Der Widerstand wird angeführt von Ungarn, das von den Plänen der EU-Kommission zwar profitieren würde. Doch der nationalkonservative Premier Viktor Orban fürchtet dauerhafte Aufnahmequoten und macht stattdessen die Grenzen mit Zäunen dicht. Polen ist mitten im Wahlkampf. Die Slowakei und Tschechien lehnen Quoten mit dem Hinweis ab, man habe wegen der Ostblockvergangenheit keine Erfahrung mit der Integration fremder Kulturen und Religionen.
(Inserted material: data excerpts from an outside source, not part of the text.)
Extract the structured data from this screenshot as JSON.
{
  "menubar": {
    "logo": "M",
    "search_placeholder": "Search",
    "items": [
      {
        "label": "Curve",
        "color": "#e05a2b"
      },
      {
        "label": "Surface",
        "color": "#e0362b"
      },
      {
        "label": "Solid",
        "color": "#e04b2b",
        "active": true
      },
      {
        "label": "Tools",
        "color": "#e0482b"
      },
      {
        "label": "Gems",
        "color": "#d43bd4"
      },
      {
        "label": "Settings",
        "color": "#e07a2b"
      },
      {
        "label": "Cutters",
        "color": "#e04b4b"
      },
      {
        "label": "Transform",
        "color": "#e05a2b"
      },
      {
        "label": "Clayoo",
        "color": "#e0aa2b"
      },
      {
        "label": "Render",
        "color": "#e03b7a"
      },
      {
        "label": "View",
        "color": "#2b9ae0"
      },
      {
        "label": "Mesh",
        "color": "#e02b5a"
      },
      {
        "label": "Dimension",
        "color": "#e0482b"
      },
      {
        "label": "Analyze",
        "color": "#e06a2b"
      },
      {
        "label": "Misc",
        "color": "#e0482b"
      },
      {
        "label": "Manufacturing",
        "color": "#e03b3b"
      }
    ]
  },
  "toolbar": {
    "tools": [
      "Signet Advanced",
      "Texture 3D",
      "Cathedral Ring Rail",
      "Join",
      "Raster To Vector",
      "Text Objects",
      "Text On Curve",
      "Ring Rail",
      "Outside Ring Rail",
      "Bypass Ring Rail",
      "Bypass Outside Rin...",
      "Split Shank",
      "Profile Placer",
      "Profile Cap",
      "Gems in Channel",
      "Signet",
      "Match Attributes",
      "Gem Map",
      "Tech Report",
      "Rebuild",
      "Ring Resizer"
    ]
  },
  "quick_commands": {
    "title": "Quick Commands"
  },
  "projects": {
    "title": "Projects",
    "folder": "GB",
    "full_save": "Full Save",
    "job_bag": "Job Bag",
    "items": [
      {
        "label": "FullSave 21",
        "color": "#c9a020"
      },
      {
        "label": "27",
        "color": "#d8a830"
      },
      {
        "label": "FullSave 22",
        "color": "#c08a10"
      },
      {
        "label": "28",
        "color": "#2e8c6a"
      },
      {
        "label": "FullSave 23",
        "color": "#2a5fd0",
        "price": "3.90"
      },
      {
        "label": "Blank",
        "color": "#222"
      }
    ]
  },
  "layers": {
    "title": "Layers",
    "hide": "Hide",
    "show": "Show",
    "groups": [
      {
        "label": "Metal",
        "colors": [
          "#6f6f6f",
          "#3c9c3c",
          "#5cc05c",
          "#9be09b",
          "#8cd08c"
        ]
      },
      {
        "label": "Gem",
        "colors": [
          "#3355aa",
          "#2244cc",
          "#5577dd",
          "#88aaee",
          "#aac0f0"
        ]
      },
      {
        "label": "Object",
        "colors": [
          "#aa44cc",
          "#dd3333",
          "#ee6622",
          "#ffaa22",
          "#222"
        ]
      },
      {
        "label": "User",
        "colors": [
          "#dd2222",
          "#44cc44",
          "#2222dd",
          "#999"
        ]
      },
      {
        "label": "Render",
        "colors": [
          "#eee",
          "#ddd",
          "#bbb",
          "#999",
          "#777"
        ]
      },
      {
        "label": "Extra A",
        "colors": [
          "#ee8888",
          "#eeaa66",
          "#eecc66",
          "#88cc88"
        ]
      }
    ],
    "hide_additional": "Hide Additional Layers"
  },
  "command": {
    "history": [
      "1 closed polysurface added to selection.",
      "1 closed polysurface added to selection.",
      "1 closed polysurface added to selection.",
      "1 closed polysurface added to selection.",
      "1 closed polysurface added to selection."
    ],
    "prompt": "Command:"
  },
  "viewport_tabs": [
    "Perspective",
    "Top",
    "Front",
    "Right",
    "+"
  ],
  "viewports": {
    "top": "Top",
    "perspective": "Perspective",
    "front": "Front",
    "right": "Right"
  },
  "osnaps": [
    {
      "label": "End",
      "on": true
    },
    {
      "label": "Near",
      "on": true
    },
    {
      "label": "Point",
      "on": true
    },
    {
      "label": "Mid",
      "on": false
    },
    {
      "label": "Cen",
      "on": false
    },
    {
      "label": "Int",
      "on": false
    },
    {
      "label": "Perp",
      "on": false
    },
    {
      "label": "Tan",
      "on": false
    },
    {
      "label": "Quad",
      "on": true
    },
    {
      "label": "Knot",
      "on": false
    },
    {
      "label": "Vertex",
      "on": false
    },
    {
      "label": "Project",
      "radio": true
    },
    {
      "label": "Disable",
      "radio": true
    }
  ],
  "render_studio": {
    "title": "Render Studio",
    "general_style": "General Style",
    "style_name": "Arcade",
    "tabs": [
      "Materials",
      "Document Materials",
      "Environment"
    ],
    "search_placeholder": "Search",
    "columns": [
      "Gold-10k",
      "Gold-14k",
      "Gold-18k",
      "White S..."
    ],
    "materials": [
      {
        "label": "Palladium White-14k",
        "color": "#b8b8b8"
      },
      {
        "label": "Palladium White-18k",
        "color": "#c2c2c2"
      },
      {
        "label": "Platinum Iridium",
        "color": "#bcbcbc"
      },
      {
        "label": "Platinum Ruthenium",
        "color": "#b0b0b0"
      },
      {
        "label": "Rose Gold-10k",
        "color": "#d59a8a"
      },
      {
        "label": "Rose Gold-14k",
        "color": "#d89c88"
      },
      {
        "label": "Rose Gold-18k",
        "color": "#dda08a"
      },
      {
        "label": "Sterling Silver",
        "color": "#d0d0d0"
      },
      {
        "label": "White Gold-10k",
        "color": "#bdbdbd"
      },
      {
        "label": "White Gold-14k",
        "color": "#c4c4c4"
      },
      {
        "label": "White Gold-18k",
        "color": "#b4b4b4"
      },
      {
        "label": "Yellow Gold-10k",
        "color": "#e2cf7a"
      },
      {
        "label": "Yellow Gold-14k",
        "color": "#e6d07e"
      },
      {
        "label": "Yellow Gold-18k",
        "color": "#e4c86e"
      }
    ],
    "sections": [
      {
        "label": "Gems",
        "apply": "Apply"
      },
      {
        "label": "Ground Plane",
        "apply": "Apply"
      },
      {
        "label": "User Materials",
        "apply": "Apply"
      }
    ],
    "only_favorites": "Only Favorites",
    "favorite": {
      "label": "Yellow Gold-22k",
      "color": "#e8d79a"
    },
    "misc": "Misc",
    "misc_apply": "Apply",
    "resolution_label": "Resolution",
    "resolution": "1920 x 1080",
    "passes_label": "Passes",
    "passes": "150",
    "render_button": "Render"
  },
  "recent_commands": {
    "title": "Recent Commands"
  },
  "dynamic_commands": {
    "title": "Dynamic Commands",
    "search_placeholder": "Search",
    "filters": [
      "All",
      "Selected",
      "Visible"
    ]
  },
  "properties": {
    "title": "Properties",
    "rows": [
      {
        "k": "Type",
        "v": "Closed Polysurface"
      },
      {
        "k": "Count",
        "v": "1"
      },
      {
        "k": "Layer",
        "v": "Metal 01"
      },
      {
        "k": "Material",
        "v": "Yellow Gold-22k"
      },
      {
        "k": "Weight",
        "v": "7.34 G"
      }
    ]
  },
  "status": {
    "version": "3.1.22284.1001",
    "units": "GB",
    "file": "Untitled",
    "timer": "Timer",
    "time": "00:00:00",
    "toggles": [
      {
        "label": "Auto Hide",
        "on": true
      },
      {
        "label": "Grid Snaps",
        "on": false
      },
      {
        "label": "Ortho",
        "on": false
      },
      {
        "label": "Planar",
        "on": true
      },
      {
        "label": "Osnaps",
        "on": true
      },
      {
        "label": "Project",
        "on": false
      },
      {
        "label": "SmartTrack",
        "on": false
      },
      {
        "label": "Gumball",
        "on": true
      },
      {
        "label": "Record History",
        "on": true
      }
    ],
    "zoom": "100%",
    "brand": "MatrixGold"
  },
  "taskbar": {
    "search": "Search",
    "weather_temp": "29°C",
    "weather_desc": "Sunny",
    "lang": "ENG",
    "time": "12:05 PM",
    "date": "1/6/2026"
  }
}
Frank-Walter Steinmeier in der Türkei

Unterdessen ist Steinmeier zu Gesprächen über die Flüchtlingskrise in der Türkei eingetroffen. Auf dem Programm der kurzfristig organisierten Reise steht am Freitag unter anderem ein Treffen mit dem amtierenden Ministerpräsidenten Ahmet Davutoglu. Bei den Gesprächen in der Hauptstadt Ankara dürfte es neben der Flüchtlingskrise auch um den Konflikt zwischen türkischen Sicherheitskräften und Kurden im Osten des Landes gehen.

Die Türkei gehört mit etwa zwei Millionen Menschen allein aus Syrien zu den Ländern, die von der Flüchtlingskrise besonders betroffen sind. Steinmeier bezeichnete sie als "Schlüsselland" auch für die Bemühungen um ein Ende des Syrien-Konflikts. Zugleich stellte er Ankara weitere deutsche Unterstützung in Aussicht. "Nur gemeinsam kann es gelingen, vernünftige, humane und tragfähige Lösungen zu finden." (she/cai/dpa)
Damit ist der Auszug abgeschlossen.